Rogers Communications Inc. (RCI - Analyst Report), a leading telecom carrier in Canada, is set to release its second-quarter 2013 results after the market closes on Jul 24, 2013.
In the last quarter, the company delivered a 1.27% negative earnings surprise. Let’s see how things are shaping up for this announcement.
Factors to be Considered this Quarter
New entrants in Canada’s wireless market are expected to provide stiff competition to Rogers in the region, where they have acquired spectrum by teaming up with rival carriers. BCE Inc.’s entry into cable TV services is expected to slash Rogers’ market share and cap margin expansion. Rogers’ Media segment could be affected by the continued softness in the advertising market and a double-digit revenue dip is expected in its Publishing division.
However, continuous expansion of Rogers’ LTE footprint along with the availability of various LTE-enabled devices will benefit the company’s Wireless segment. Furthermore, Rogers recently entered into an agreement with Shaw Communications to acquire Shaw’s cable systems in Hamilton and Ontario. It also aims to avail an option to purchase Shaw's Advanced Wireless Services (AWS) spectrum holdings in 2014. Shaw’s cable, Internet and telephone service will allow Rogers to expand its operations in Southern Ontario and provide cost synergies.

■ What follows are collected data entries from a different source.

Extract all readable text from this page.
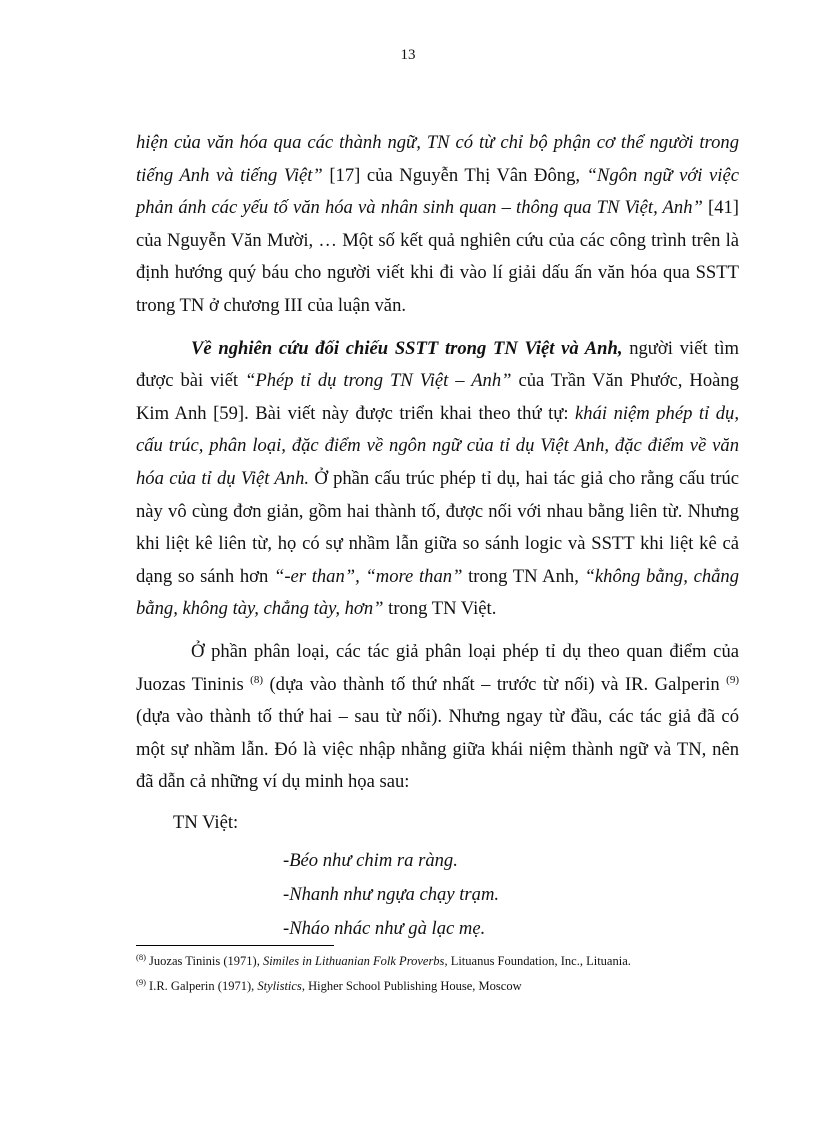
13

hiện của văn hóa qua các thành ngữ, TN có từ chỉ bộ phận cơ thể người trong tiếng Anh và tiếng Việt” [17] của Nguyễn Thị Vân Đông, “Ngôn ngữ với việc phản ánh các yếu tố văn hóa và nhân sinh quan – thông qua TN Việt, Anh” [41] của Nguyễn Văn Mười, … Một số kết quả nghiên cứu của các công trình trên là định hướng quý báu cho người viết khi đi vào lí giải dấu ấn văn hóa qua SSTT trong TN ở chương III của luận văn.

Về nghiên cứu đối chiếu SSTT trong TN Việt và Anh, người viết tìm được bài viết “Phép tỉ dụ trong TN Việt – Anh” của Trần Văn Phước, Hoàng Kim Anh [59]. Bài viết này được triển khai theo thứ tự: khái niệm phép tỉ dụ, cấu trúc, phân loại, đặc điểm về ngôn ngữ của tỉ dụ Việt Anh, đặc điểm về văn hóa của tỉ dụ Việt Anh. Ở phần cấu trúc phép tỉ dụ, hai tác giả cho rằng cấu trúc này vô cùng đơn giản, gồm hai thành tố, được nối với nhau bằng liên từ. Nhưng khi liệt kê liên từ, họ có sự nhầm lẫn giữa so sánh logic và SSTT khi liệt kê cả dạng so sánh hơn “-er than”, “more than” trong TN Anh, “không bằng, chẳng bằng, không tày, chẳng tày, hơn” trong TN Việt.

Ở phần phân loại, các tác giả phân loại phép tỉ dụ theo quan điểm của Juozas Tininis $^{(8)}$ (dựa vào thành tố thứ nhất – trước từ nối) và IR. Galperin $^{(9)}$ (dựa vào thành tố thứ hai – sau từ nối). Nhưng ngay từ đầu, các tác giả đã có một sự nhầm lẫn. Đó là việc nhập nhằng giữa khái niệm thành ngữ và TN, nên đã dẫn cả những ví dụ minh họa sau:

TN Việt:

-Béo như chim ra ràng.
-Nhanh như ngựa chạy trạm.
-Nháo nhác như gà lạc mẹ.

$^{(8)}$ Juozas Tininis (1971), Similes in Lithuanian Folk Proverbs, Lituanus Foundation, Inc., Lituania.

$^{(9)}$ I.R. Galperin (1971), Stylistics, Higher School Publishing House, Moscow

Our proven model does not conclusively show that Rogers Communications is likely to beat the Zacks Consensus Estimate this quarter. That is because a stock needs to have both a positive Expected Surprise Prediction (ESP) (Read: Zacks Earnings ESP: A Better Method) and Zacks Rank #1 (Strong Buy), 2 (Buy) or 3 (Hold) for this to happen. Unfortunately this is not the case here as elaborated below.

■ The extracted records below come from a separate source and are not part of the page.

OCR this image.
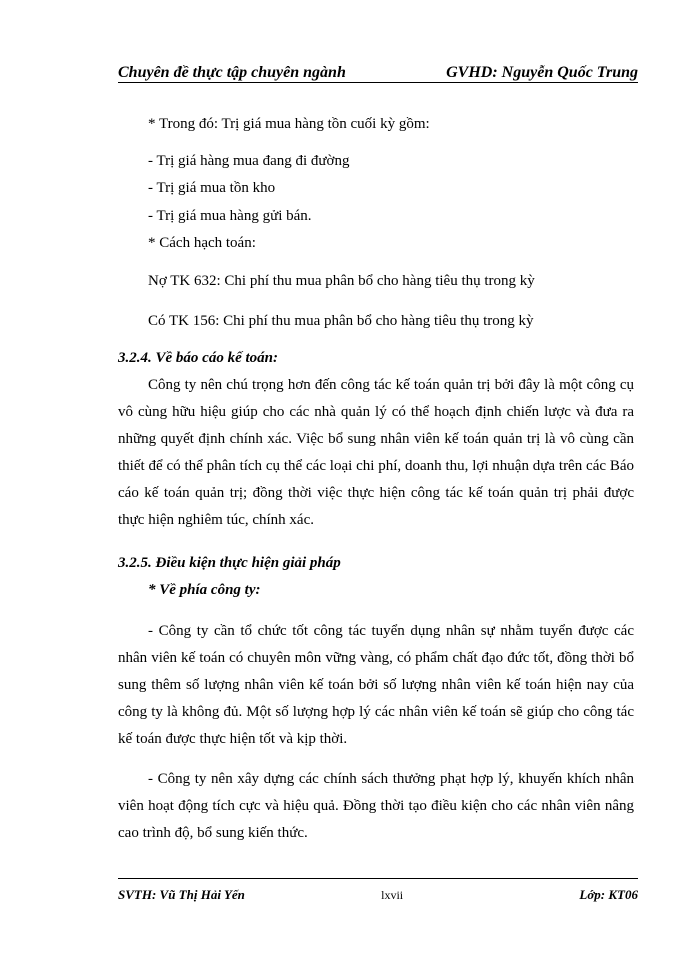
Chuyên đề thực tập chuyên ngành	GVHD: Nguyễn Quốc Trung
* Trong đó: Trị giá mua hàng tồn cuối kỳ gồm:
- Trị giá hàng mua đang đi đường
- Trị giá mua tồn kho
- Trị giá mua hàng gửi bán.
* Cách hạch toán:
Nợ TK 632: Chi phí thu mua phân bổ cho hàng tiêu thụ trong kỳ
Có TK 156: Chi phí thu mua phân bổ cho hàng tiêu thụ trong kỳ
3.2.4. Về báo cáo kế toán:
Công ty nên chú trọng hơn đến công tác kế toán quản trị bởi đây là một công cụ vô cùng hữu hiệu giúp cho các nhà quản lý có thể hoạch định chiến lược và đưa ra những quyết định chính xác. Việc bổ sung nhân viên kế toán quản trị là vô cùng cần thiết để có thể phân tích cụ thể các loại chi phí, doanh thu, lợi nhuận dựa trên các Báo cáo kế toán quản trị; đồng thời việc thực hiện công tác kế toán quản trị phải được thực hiện nghiêm túc, chính xác.
3.2.5. Điều kiện thực hiện giải pháp
* Về phía công ty:
- Công ty cần tổ chức tốt công tác tuyển dụng nhân sự nhằm tuyển được các nhân viên kế toán có chuyên môn vững vàng, có phẩm chất đạo đức tốt, đồng thời bổ sung thêm số lượng nhân viên kế toán bởi số lượng nhân viên kế toán hiện nay của công ty là không đủ. Một số lượng hợp lý các nhân viên kế toán sẽ giúp cho công tác kế toán được thực hiện tốt và kịp thời.
- Công ty nên xây dựng các chính sách thưởng phạt hợp lý, khuyến khích nhân viên hoạt động tích cực và hiệu quả. Đồng thời tạo điều kiện cho các nhân viên nâng cao trình độ, bổ sung kiến thức.
SVTH: Vũ Thị Hải Yến	lxvii	Lớp: KT06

Negative Zacks ESP: This is because the Most Accurate estimate stands at 93 cents while the Zacks Consensus Estimate is higher at 95 cents. This leads to an ESP of -2.11% for Rogers.

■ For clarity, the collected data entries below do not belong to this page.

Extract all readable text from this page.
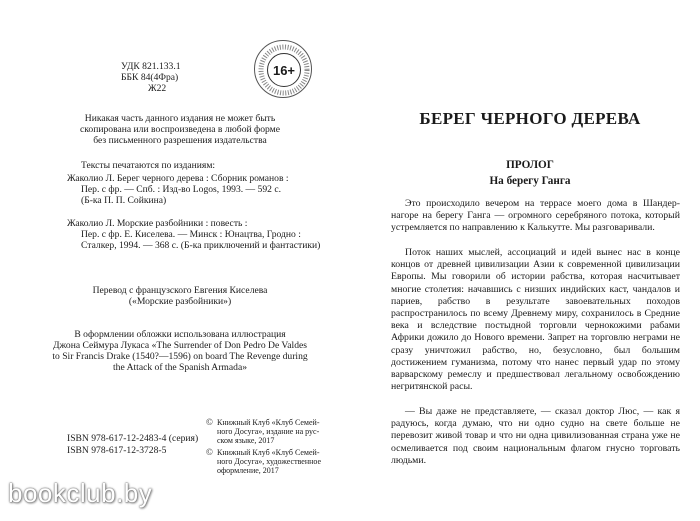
УДК 821.133.1
ББК 84(4Фра)
Ж22
16+
Никакая часть данного издания не может быть
скопирована или воспроизведена в любой форме
без письменного разрешения издательства
Тексты печатаются по изданиям:
Жаколио Л. Берег черного дерева : Сборник романов :
Пер. с фр. — Спб. : Изд-во Logos, 1993. — 592 с.
(Б-ка П. П. Сойкина)
Жаколио Л. Морские разбойники : повесть :
Пер. с фр. Е. Киселева. — Минск : Юнацтва, Гродно :
Сталкер, 1994. — 368 с. (Б-ка приключений и фантастики)
Перевод с французского Евгения Киселева
(«Морские разбойники»)
В оформлении обложки использована иллюстрация
Джона Сеймура Лукаса «The Surrender of Don Pedro De Valdes
to Sir Francis Drake (1540?—1596) on board The Revenge during
the Attack of the Spanish Armada»
© Книжный Клуб «Клуб Семей-
ного Досуга», издание на рус-
ском языке, 2017
© Книжный Клуб «Клуб Семей-
ного Досуга», художественное
оформление, 2017
ISBN 978-617-12-2483-4 (серия)
ISBN 978-617-12-3728-5
БЕРЕГ ЧЕРНОГО ДЕРЕВА
ПРОЛОГ
На берегу Ганга
Это происходило вечером на террасе моего дома в Шандер-нагоре на берегу Ганга — огромного серебряного потока, который устремляется по направлению к Калькутте. Мы разговаривали.
Поток наших мыслей, ассоциаций и идей вынес нас в конце концов от древней цивилизации Азии к современной цивилизации Европы. Мы говорили об истории рабства, которая насчитывает многие столетия: начавшись с низших индийских каст, чандалов и париев, рабство в результате завоевательных походов распространилось по всему Древнему миру, сохранилось в Средние века и вследствие постыдной торговли чернокожими рабами Африки дожило до Нового времени. Запрет на торговлю неграми не сразу уничтожил рабство, но, безусловно, был большим достижением гуманизма, потому что нанес первый удар по этому варварскому ремеслу и предшествовал легальному освобождению негритянской расы.
— Вы даже не представляете, — сказал доктор Люс, — как я радуюсь, когда думаю, что ни одно судно на свете больше не перевозит живой товар и что ни одна цивилизованная страна уже не осмеливается под своим национальным флагом гнусно торговать людьми.
bookclub.by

Zacks Rank #3 (Hold): Rogers’ Zacks Rank #3 decreases the predictive power of ESP.
We caution investors against the stock going into the earnings announcement, as a Zacks earnings ESP of -2.11% combined with a Zacks Rank #3 lowers the possibility of an earnings surprise.
Other Stocks to Consider
Here are some other companies to consider as our model shows they have the right combination of elements to post an earnings beat this quarter:
Cablevision Systems Corporation. (CVC - Analyst Report) has an Earnings ESP of +120.00% and carries a Zacks Rank #3 (Hold).
Apple Inc. (AAPL - Analyst Report) currently has an Earnings ESP of +2.19% and holds a Zacks Rank #3 (Hold).
CBS Corporation. (CBS - Analyst Report) currently has an Earnings ESP of +1.39% and holds a Zacks Rank #3 (Hold).